Food and Energy Security should be rated much higher, along with self-sufficiency in general, since GPI and HDI could go to hell in a handbasket depending on what other countries get wiped out or rendered inaccessible to trade during a world war in general or nuclear war specifically. A lot of countries’ food output is dependent on fertiliser imports from places like Morocco and China.
Morgan Allen
On the topic of comparing French and German fertility- so far as I can tell, Karlin isn’t making any attempt to control for Muslim fertility as a component of the French total?

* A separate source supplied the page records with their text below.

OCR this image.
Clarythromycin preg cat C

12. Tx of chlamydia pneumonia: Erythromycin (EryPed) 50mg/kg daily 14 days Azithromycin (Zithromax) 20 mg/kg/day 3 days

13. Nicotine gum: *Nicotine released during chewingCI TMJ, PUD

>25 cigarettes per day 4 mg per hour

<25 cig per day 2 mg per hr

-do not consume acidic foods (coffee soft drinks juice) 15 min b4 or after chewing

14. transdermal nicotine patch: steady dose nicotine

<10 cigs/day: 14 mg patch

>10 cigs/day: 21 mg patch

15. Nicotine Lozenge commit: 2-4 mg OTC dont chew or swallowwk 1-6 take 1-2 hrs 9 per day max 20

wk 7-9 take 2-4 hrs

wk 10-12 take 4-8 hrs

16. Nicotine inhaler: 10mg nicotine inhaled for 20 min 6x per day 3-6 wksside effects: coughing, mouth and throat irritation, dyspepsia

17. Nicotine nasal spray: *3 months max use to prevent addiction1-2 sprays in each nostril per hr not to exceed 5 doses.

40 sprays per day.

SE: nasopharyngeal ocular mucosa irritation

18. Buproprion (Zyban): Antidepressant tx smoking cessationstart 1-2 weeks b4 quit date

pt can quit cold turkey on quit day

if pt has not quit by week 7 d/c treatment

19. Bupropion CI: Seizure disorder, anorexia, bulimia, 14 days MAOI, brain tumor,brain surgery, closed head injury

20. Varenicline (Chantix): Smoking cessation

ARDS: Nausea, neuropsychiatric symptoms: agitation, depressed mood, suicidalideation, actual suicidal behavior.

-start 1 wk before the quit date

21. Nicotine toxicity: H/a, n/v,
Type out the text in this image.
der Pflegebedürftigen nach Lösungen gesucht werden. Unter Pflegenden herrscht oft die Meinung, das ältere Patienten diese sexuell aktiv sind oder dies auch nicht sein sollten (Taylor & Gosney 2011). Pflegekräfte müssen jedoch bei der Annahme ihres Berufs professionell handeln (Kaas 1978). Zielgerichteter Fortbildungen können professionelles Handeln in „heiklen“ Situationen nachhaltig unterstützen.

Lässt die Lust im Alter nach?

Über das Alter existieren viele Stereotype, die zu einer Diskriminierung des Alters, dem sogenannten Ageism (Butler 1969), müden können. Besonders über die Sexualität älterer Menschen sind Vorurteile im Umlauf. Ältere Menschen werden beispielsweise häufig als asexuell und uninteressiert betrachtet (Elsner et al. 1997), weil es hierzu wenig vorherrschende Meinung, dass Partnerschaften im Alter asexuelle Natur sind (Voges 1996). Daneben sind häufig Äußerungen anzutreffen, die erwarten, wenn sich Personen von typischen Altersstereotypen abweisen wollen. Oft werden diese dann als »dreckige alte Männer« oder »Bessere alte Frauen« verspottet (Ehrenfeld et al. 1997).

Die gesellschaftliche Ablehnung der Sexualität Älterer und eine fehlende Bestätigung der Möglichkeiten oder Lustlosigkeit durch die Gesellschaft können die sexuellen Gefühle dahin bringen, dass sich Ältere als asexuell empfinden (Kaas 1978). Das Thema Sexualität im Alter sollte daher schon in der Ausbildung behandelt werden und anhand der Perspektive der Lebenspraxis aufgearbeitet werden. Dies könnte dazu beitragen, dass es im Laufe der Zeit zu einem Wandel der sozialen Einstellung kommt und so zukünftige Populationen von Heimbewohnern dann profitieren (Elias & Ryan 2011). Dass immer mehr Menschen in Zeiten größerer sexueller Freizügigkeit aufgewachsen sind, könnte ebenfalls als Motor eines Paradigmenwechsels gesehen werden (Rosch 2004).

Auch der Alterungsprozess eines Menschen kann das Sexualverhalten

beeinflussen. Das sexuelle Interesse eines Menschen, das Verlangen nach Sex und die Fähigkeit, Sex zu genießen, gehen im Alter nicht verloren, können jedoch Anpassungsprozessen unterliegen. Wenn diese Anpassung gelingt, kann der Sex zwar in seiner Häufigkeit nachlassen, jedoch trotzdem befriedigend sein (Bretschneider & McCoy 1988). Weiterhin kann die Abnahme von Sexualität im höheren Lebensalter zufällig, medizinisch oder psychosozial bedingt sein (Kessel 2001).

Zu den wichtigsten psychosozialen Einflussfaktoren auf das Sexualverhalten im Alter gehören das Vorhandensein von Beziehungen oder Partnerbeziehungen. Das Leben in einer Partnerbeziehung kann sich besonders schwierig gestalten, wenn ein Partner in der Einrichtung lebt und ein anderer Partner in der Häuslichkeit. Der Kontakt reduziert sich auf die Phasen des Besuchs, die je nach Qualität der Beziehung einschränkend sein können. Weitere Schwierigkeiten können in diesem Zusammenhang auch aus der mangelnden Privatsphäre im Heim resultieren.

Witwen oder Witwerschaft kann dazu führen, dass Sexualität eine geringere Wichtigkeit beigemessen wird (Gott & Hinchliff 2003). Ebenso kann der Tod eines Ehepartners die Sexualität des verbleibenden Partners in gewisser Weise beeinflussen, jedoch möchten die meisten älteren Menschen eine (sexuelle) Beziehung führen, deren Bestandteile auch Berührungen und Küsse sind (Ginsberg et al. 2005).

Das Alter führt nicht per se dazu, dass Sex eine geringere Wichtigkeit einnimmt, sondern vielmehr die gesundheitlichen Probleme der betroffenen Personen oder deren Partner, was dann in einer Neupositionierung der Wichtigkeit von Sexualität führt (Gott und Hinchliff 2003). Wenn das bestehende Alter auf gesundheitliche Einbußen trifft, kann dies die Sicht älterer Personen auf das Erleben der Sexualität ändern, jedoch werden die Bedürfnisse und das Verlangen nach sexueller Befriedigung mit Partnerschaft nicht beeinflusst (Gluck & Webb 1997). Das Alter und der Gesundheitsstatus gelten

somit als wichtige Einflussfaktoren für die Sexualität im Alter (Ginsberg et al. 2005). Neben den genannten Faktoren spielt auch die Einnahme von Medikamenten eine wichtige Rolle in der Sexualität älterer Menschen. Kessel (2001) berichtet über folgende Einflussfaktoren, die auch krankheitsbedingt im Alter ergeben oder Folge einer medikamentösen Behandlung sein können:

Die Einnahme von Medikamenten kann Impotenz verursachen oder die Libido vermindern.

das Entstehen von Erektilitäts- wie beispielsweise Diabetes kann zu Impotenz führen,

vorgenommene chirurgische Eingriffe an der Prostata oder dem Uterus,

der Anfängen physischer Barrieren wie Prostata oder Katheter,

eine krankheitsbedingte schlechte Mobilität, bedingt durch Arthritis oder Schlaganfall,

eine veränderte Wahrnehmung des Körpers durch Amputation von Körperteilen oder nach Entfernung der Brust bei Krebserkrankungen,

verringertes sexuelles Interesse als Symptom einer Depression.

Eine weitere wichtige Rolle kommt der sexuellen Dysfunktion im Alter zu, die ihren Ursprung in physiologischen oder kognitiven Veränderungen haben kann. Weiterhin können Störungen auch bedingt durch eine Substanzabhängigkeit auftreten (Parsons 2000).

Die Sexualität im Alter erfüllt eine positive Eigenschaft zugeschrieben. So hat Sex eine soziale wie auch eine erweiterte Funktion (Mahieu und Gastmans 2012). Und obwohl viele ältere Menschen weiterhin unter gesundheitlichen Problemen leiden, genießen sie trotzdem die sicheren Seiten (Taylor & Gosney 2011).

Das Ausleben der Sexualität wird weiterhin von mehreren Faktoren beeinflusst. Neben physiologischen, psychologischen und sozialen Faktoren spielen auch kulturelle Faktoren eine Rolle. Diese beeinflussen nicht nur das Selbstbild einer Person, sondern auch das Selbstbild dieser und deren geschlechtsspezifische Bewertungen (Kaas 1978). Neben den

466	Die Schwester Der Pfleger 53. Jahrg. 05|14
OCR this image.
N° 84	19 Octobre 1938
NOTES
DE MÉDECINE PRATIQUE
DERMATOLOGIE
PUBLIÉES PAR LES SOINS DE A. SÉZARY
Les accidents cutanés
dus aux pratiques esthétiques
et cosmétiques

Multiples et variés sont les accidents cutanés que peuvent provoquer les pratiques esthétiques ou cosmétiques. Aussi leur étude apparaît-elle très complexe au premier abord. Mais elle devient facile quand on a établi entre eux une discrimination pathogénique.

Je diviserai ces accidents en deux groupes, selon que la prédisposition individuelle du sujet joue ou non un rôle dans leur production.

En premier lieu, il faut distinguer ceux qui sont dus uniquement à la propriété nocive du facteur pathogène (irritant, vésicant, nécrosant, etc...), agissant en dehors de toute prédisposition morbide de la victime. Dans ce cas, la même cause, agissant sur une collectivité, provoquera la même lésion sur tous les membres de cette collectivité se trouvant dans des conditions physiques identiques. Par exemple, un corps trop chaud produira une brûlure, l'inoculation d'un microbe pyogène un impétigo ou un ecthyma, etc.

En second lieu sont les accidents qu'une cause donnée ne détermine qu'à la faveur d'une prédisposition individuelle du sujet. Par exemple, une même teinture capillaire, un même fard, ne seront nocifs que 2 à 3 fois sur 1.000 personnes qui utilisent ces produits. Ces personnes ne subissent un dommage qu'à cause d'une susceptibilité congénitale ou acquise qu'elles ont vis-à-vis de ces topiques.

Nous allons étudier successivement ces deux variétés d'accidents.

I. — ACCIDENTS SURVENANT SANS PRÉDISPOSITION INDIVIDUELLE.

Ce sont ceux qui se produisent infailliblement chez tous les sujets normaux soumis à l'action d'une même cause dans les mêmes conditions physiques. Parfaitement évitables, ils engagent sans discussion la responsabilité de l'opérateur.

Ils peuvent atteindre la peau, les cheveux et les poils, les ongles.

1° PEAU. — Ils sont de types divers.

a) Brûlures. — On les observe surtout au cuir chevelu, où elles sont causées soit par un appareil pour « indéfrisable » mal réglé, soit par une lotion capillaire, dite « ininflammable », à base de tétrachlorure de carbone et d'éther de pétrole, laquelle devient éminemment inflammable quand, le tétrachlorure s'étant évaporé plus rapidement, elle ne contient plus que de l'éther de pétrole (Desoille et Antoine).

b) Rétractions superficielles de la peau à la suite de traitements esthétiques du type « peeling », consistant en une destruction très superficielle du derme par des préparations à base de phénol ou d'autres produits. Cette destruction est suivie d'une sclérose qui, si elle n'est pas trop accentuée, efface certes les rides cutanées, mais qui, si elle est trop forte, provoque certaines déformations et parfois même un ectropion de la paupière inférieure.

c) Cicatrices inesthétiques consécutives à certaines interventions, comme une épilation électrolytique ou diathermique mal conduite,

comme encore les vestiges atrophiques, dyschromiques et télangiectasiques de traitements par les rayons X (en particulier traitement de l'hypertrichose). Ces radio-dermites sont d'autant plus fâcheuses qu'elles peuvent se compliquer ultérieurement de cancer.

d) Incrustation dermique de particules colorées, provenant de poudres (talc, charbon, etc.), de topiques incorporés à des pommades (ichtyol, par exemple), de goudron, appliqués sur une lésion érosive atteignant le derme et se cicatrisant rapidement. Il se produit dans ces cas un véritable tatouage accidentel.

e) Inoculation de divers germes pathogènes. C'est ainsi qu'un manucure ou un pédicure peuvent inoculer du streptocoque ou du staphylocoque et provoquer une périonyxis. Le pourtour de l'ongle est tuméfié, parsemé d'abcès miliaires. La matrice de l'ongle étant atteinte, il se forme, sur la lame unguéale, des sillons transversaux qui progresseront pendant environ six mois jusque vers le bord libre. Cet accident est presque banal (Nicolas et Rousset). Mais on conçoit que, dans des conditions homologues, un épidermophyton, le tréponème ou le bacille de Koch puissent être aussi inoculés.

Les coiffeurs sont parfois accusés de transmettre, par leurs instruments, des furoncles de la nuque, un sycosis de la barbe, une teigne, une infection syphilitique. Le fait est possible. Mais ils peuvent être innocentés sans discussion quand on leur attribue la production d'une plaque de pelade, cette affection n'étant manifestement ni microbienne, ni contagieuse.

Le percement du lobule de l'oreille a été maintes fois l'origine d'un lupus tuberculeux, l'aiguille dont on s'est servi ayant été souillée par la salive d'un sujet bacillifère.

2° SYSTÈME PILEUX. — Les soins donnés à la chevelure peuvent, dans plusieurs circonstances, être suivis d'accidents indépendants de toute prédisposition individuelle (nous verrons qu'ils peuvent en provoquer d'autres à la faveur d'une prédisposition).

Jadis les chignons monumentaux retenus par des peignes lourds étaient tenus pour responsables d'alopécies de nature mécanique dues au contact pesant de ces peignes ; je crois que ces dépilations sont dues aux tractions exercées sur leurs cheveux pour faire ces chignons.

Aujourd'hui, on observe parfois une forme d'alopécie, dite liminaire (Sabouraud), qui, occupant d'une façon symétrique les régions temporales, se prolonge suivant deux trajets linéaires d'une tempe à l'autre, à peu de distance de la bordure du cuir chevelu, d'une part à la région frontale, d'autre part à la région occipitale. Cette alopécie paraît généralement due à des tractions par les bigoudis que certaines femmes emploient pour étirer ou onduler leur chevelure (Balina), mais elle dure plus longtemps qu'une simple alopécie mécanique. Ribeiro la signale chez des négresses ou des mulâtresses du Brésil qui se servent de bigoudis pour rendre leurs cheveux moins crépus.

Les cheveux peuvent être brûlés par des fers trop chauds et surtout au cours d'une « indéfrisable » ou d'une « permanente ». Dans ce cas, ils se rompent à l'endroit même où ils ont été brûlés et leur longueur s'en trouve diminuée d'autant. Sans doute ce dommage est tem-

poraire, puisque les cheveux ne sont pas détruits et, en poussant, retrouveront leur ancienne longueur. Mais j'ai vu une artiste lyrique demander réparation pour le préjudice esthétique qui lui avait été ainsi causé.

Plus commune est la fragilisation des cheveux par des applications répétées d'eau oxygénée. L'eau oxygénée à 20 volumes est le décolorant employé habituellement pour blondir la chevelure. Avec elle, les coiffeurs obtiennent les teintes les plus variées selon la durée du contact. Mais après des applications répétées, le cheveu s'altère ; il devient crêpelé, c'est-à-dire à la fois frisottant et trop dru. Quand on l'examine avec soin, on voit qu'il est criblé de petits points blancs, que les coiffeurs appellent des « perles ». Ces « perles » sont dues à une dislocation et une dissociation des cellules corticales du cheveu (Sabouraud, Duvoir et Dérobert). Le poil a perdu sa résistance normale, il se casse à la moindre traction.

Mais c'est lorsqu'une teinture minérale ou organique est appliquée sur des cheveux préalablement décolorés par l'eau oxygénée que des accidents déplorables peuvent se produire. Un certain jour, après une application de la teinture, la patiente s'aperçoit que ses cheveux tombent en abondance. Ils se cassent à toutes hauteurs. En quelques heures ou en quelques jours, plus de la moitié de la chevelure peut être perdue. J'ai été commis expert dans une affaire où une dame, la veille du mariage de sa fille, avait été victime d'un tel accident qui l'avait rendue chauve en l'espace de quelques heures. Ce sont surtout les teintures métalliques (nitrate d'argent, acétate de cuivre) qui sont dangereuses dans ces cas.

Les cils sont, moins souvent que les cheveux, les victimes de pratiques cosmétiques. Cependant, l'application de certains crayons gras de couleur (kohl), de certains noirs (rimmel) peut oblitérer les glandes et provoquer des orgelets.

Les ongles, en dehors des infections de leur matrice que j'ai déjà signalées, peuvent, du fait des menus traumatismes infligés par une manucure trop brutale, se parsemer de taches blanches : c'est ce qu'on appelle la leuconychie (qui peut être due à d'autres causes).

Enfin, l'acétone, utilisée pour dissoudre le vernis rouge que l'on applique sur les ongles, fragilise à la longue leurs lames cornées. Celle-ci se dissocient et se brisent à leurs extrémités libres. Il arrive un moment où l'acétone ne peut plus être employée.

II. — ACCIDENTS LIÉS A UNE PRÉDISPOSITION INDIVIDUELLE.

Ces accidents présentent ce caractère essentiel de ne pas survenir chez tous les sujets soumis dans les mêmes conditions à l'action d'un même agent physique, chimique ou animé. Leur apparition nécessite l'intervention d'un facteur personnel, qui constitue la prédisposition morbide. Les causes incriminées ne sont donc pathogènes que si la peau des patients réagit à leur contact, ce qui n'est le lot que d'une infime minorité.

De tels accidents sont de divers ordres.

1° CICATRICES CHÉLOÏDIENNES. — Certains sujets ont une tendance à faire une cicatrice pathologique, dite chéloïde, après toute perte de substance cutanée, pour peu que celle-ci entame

There are probably some ultra-conservative French catholics bumping up the total, but insular French-Muslim communities by themselves could explain the French case in roughly the same way as the Amish.
Also, FWIW, the lower rates of Amish defection over time might not necessarily reflect genetic changes (although that’s also possible.) The larger external secular society might just be getting more chaotic and repulsive over time.
I don’t think Hanson has any terribly useful suggestions for solving the secular fertility crisis, to be frank. The founding myth of our present-day secular elites is of course the holy crusade against the Nazis, which means that any serious national discussion about raising birthrates (let alone ensuring eugenic fertility) will get crushed by Lebensborn comparisons and other thought-terminating clichés.
I would strongly recommend taking a look at Peter Zeihan’s work- he forecasted, among other things, the invasion of Ukraine back in 2015 based on an array of geographic and demographic factors, and expects many similar calamities in the coming years. (TLDR- Russia’s top-heaving ageing demography and insecure geostrategic perimeter is prompting it to expand to reach geographical choke points like the Besarabian Gap before it runs out of young men to draft.)
There’s an interview on the topic here that you might take a look at. Of particular interest and concern are his predictions of widespread famine due to disruptions of fertiliser inputs needed for agriculture in many parts of the world (due to natural gas and energy prices spiking, disruption of potash exports from Russia and Belarus, and phosphate exports from China recently being banned.) That’s effectively an existential risk to civilisation as we would recognise it with or without nuclear weapons being involved.